We actively provide security updates for the following versions. Unlike traditional software, our SaaS envionment is continuously updated. We focus our security efforts on the live production envionment.
| Version | Supported |
|---|---|
| Production (SaaS) | ⭕ |
nightly |
⭕ |
v5.x.x |
⭕ |
v4 and below |
❌ |
Important
If you are self-hosting a legacy version (v4 or below), please migrate to the latest release, as legacy versions are no longer supported and do not receive security backports.
We define the security scope based on the direct impact on our service infrastructure and operational integrity.
We are primarily interested in vulnerabilities that pose a direct threat to the active service, including but not limited to:
- Cross-Tenant Data Leakage: Any flaw allowing one user to view, modify, or delete another user's data.
- Access Control Breaches: Failures in authentication or authorization mechanisms that grant elevated privileges.
- Infrastructure Exposure: Flaws leading to the leakage of backend server IP addresses, internal network configurations, or environment variables.
- Remote Code Execution (RCE): Any vulnerability that allows an attacker to execute arbitrary commands on the server host.
- Service Abuse: Logic flaws that allow unauthorized resource consumptionor bypassing of usage quotas/rate limits.
The following areas are explicitly excluded from our security response and will not be processed:
- Third-party Dependencies: Vulnerabilities originating from upstream libraries or packages (e.g., those listed in
requirements.txtorpyproject.toml). Please report these directly to the respective package maintainers. - Theoretical Attacks: Reports that lack a functional proof-of-concept (PoC) or rely on highly improbable user interactions.
- Non-exploitable Best Practices: Issues such as missing security headers, descriptive error messages (without sensitive data), or lack of SRI (Subresource Integrity) unless they lead to a direct exploit.
- DDoS Attacks: General distributed denial-of-service reports, unless the attack is triggered by a specific, fixable logic flaw within the application code.

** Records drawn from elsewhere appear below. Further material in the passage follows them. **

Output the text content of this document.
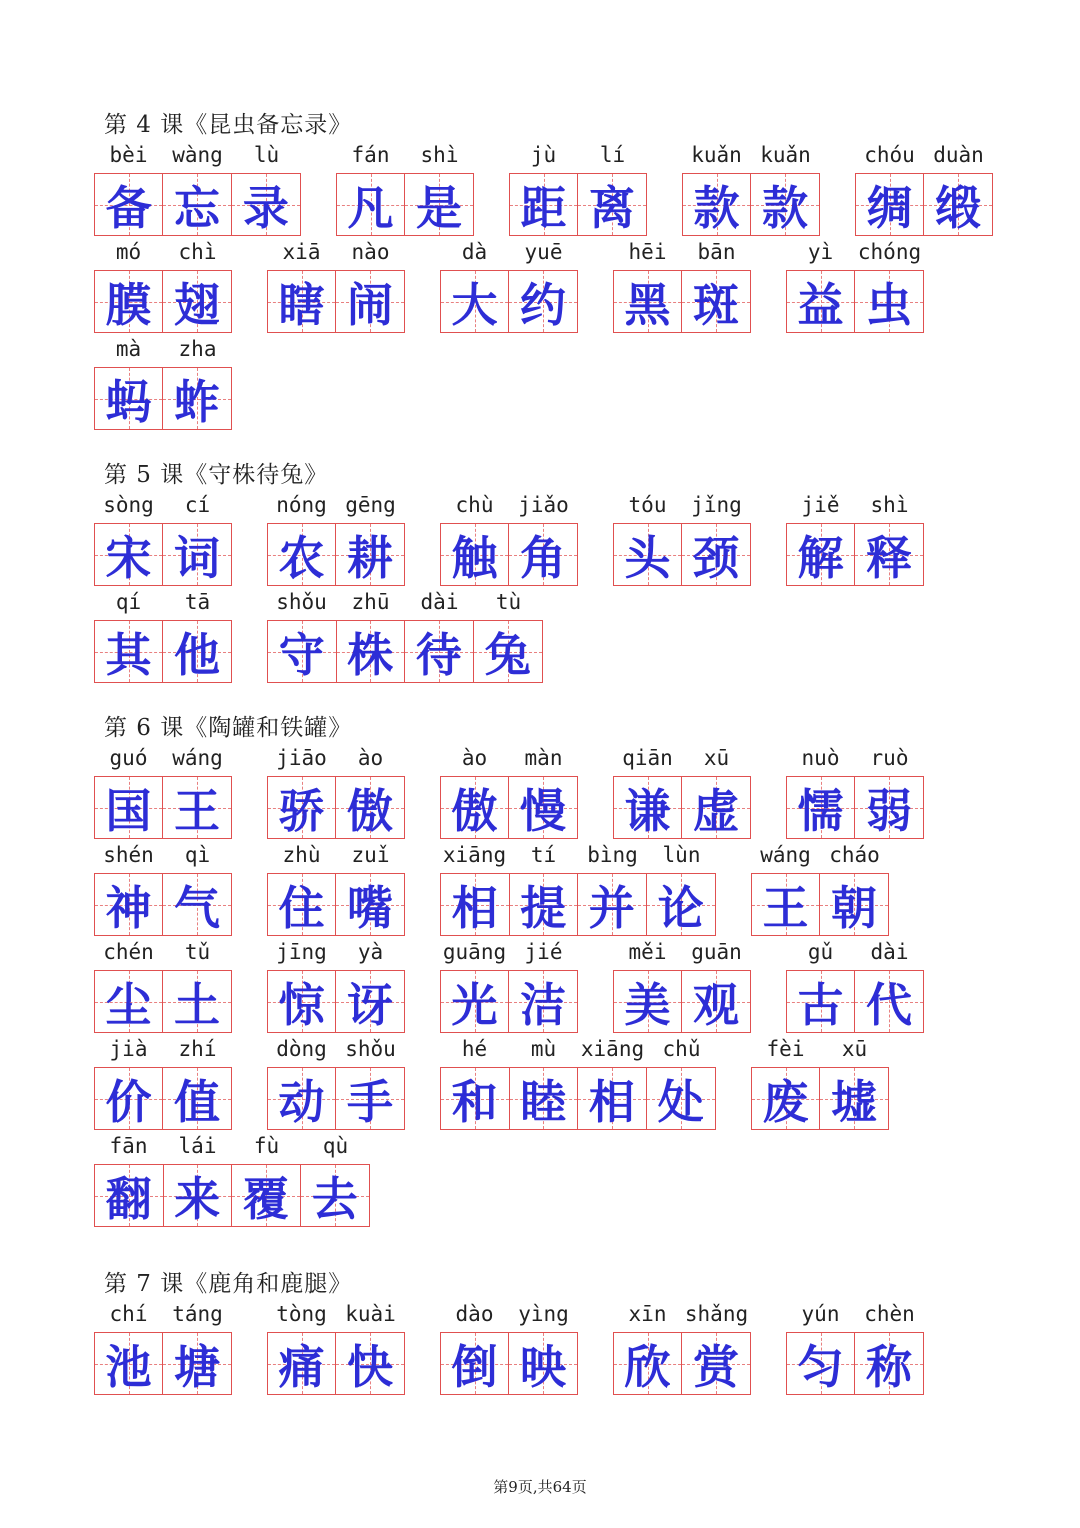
第 4 课《昆虫备忘录》
bèi	wàng	lù
备 忘 录
fán	shì
凡 是
jù	lí
距 离
kuǎn kuǎn
款 款
chóu duàn
绸 缎
mó	chì
膜 翅
xiā	nào
瞎 闹
dà	yuē
大 约
hēi	bān
黑 斑
yì	chóng
益 虫
mà	zha
蚂 蚱
第 5 课《守株待兔》
sòng	cí
宋 词
nóng gēng
农 耕
chù	jiǎo
触 角
tóu	jǐng
头 颈
jiě	shì
解 释
qí	tā
其 他
shǒu	zhū	dài	tù
守 株 待 兔
第 6 课《陶罐和铁罐》
guó	wáng
国 王
jiāo	ào
骄 傲
ào	màn
傲 慢
qiān	xū
谦 虚
nuò	ruò
懦 弱
shén	qì
神 气
zhù	zuǐ
住 嘴
xiāng	tí	bìng	lùn
相 提 并 论
wáng cháo
王 朝
chén	tǔ
尘 土
jīng	yà
惊 讶
guāng jié
光 洁
měi	guān
美 观
gǔ	dài
古 代
jià	zhí
价 值
dòng shǒu
动 手
hé	mù	xiāng chǔ
和 睦 相 处
fèi	xū
废 墟
fān	lái	fù	qù
翻 来 覆 去
第 7 课《鹿角和鹿腿》
chí	táng
池 塘
tòng kuài
痛 快
dào	yìng
倒 映
xīn shǎng
欣 赏
yún	chèn
匀 称
第9页,共64页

We take the security of our project seriously. If you believe you have found a security vulnerability, please report it to us using one of the following methods. DO NOT open a public issue for security vulnerabilities.
You can report vulnerabilities directly via email. You can find the maintainers' contact email address in the pyproject.toml file located in the root of this repository.
Please include the following information in your report:
- Description of the vulnerability
- Steps to reproduce (PoC)
- Potential impact
- Suggested fix (if any)
For immediate discussion, you may contact the developers directly via QQ Direct Message for a more immediate discussion regarding the vulnerability. Note that sensitive technical details should still ideally be sent via more secure channel.
- Acknowledgement: You will receive an acknowledgement of your report within 24–72 hours.
- Validation: We will investigate and notify you if the finding is valid.
- Disclosure: We ask that you do not disclose the vulnerability publicly until we have had the opportunity to analyze and fix the issue.
- Safe Harbor: As long as you act in good faith, do not attempt to access other users' data, and do not disrupt our service, we will not pursue legal action against your research.
Thank you for helping keep this project secure!